In traditional acute dermal toxicity testing, mortality has been the endpoint. However, because enzymes show very low toxicity, extremely high doses that are far above human exposure levels typically have been applied. Therefore, acute toxicity studies are not considered to provide appropriate knowledge and are as such not a relevant test system for enzymes. Systemic exposure by the dermal route is unlikely based upon the existing toxicokinetic knowledge of enzymes, which due to their relatively large molecular weight, are not expected to be absorbed through the skin. Data waivers will further be established through exposure scenarios, i.e. no significant dermal exposure to consumers and professionals due to the toxicologically insignificant enzyme concentrations in end products and in the case of workers due to occupational hygiene measures associated with the prevention of respiratory allergy which includes protective clothing.

In conclusion, toxicokinetic data together with evidence from animal studies and historical human experience derived from the use of detergent enzymes for decades confirm that exposure to technical enzymes will not result in any toxicologically relevant uptake by dermal route. Acute systemic exposure to a toxicologically significant amount of enzymes by this route can therefore be excluded and will further be prohibited by the obligatory setting of a DMEL value for enzymes, resulting in negligible exposure to enzymes (ref. 3).

References

1) Basketter,D.A., English,J.S., Wakelin,S.H., and White,I.R. (2008) Enzymes, detergents and skin: facts and fantasies. British journal of dermatology 158, 1177-1181

2) Pease,C.K.S., White,I.R., and Basketter,D.A. (2002) Skin as a route of exposure to protein allergens. Clinical and experimental dermatology 27, 296-300

3) D.A. Basketter, C. Broekhuizen, M. Fieldsend, S. Kirkwood, R. Mascarenhas, K. Maurer, C. Pedersen, C. Rodriguez & H.E. Schiff: Defining occupational and consumer exposure limits for enzyme protein respiratory allergens under REACH, Toxicology 268: 165-170, 2010.

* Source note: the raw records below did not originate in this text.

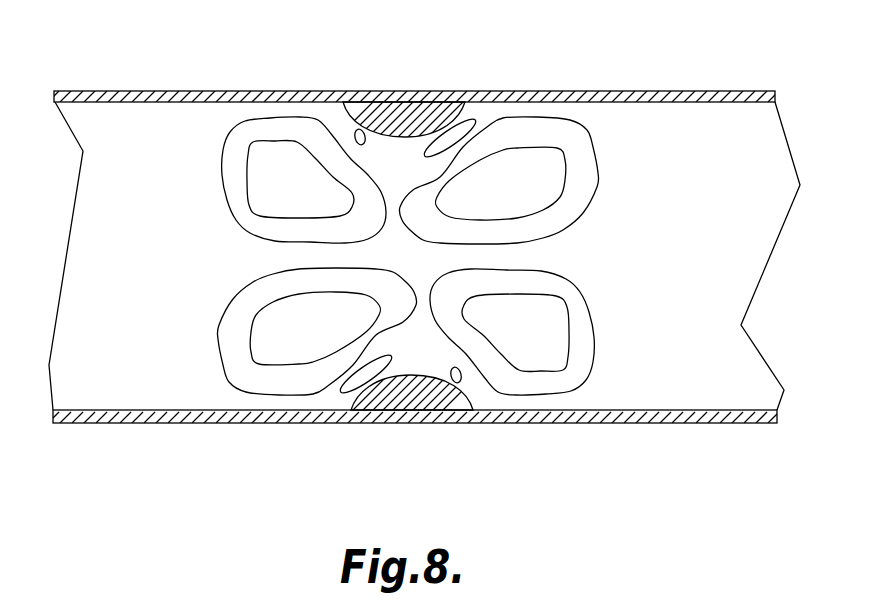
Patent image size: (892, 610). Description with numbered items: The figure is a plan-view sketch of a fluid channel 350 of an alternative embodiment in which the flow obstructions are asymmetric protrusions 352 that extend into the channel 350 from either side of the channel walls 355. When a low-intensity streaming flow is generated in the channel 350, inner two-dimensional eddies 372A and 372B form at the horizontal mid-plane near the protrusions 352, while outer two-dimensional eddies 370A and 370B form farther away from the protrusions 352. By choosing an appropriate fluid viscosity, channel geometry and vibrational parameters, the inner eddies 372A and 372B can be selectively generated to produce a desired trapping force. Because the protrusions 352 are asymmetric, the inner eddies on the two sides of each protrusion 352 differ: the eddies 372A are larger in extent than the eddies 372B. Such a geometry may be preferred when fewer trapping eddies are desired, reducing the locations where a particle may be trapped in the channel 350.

The fluid channel 350 is at (678, 123).
The channel walls 355 is at (152, 91).
The asymmetric protrusions 352 is at (399, 110).
The outer 2-D eddies 370A is at (577, 118).
The outer 2-D eddies 370B is at (270, 118).
The inner 2-D eddies 372A is at (477, 121).
The inner 2-D eddies 372B is at (357, 129).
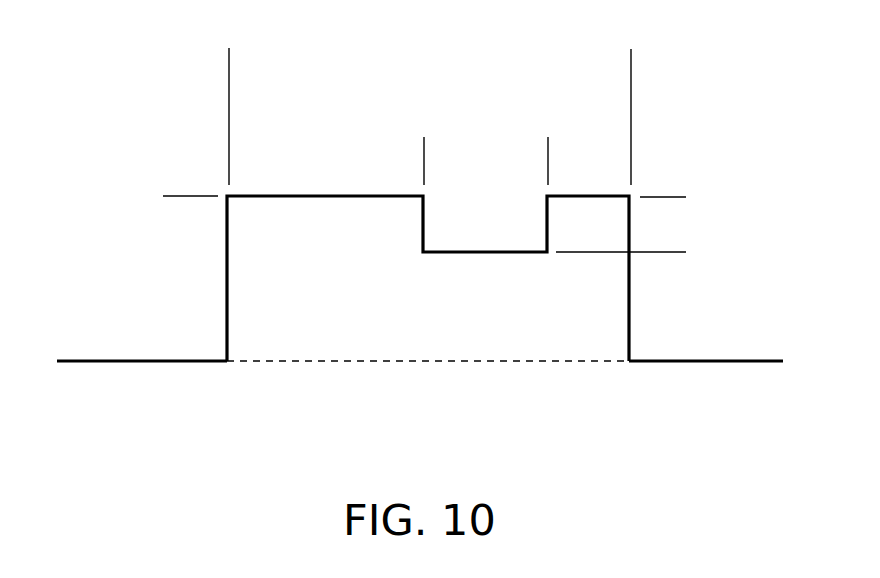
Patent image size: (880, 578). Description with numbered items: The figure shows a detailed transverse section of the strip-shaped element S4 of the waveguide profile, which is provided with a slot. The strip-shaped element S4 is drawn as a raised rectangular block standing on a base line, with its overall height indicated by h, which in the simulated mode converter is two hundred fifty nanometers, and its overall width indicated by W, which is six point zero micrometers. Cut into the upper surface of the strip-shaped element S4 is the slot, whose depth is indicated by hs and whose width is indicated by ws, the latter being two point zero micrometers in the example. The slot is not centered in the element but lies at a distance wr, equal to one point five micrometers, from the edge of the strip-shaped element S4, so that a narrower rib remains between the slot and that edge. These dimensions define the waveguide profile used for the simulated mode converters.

The strip-shaped element S4 is at (526, 298).
The width of the strip-shaped element W is at (631, 59).
The width of the slot ws is at (548, 147).
The distance of the slot to the edge of the strip-shaped element wr is at (631, 147).
The height of the strip-shaped element h is at (173, 198).
The depth of the slot hs is at (677, 198).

4) Basketter D., Berg N., Broekhuizen C., Fieldsend M., Kirkwood S., Kluin C., Mathieu S. and Rodriguez C.Enzymes in Cleaning Products: An Overview of Toxicological Properties and Risk Assessment/Management. 2012. Reg. Toxicol. Pharmacol, 64/1: 117-123

5) US SDA. Risk assessment guidance for enzyme-containing products. 2005. Washington, Soap and Detergent Association


Justification for selection of acute toxicity – oral endpoint
Key study selected based on dose, quality and highest concern.

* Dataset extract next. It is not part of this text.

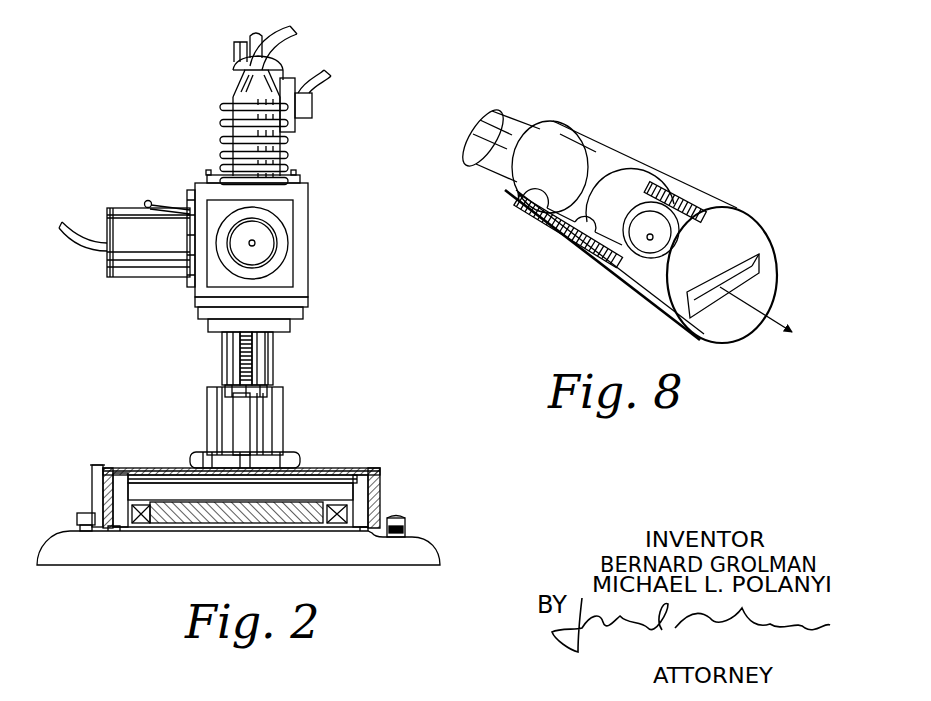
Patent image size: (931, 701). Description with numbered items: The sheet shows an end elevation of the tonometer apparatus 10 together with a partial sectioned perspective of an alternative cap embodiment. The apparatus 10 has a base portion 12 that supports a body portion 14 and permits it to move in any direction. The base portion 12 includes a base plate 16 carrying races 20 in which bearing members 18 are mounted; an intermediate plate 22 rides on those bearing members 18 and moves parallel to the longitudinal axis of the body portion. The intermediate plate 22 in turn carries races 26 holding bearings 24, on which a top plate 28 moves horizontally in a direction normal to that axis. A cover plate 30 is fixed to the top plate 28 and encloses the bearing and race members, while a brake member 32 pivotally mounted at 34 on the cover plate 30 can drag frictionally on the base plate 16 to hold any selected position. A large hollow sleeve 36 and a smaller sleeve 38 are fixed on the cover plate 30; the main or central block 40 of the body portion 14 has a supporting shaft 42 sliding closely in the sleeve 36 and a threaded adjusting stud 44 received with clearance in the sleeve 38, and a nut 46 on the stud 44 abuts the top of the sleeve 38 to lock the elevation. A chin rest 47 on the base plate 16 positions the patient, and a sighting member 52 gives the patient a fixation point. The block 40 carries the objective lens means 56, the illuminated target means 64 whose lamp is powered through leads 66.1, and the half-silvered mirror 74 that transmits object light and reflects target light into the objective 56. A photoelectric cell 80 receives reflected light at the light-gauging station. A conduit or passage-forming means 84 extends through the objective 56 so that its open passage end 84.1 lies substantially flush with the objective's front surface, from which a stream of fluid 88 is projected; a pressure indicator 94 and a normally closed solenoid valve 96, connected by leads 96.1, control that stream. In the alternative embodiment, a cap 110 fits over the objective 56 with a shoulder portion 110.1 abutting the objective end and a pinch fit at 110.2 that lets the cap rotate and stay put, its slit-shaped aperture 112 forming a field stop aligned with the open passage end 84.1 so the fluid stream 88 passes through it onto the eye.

Justification for selection of acute toxicity – inhalation endpoint
Based on weight of evidence, subtilisin does not exert any acute inhalation toxicity under foreseeable realistic exposures for both workers and consumers.

Justification for selection of acute toxicity – dermal endpoint
Based on weight of evidence, subtilisin does not exert any acute dermal toxicity under foreseeable realistic exposures for both workers and consumers.

Justification for classification or non-classification

Acute Oral Toxicity: Subtilisin is classified as “harmful by ingestion”.

Acute Dermal Toxicity and Acute Inhalation Toxicity: Based on the low acute oral toxicity of subtilisin, the low likelihood of absorption of enzymes through the skin due to the physico-chemical properties of the enzyme and the low exposure to enzymes by inhalation enforced by the respiratory allergy exposure limits, subtilisin should not be classified.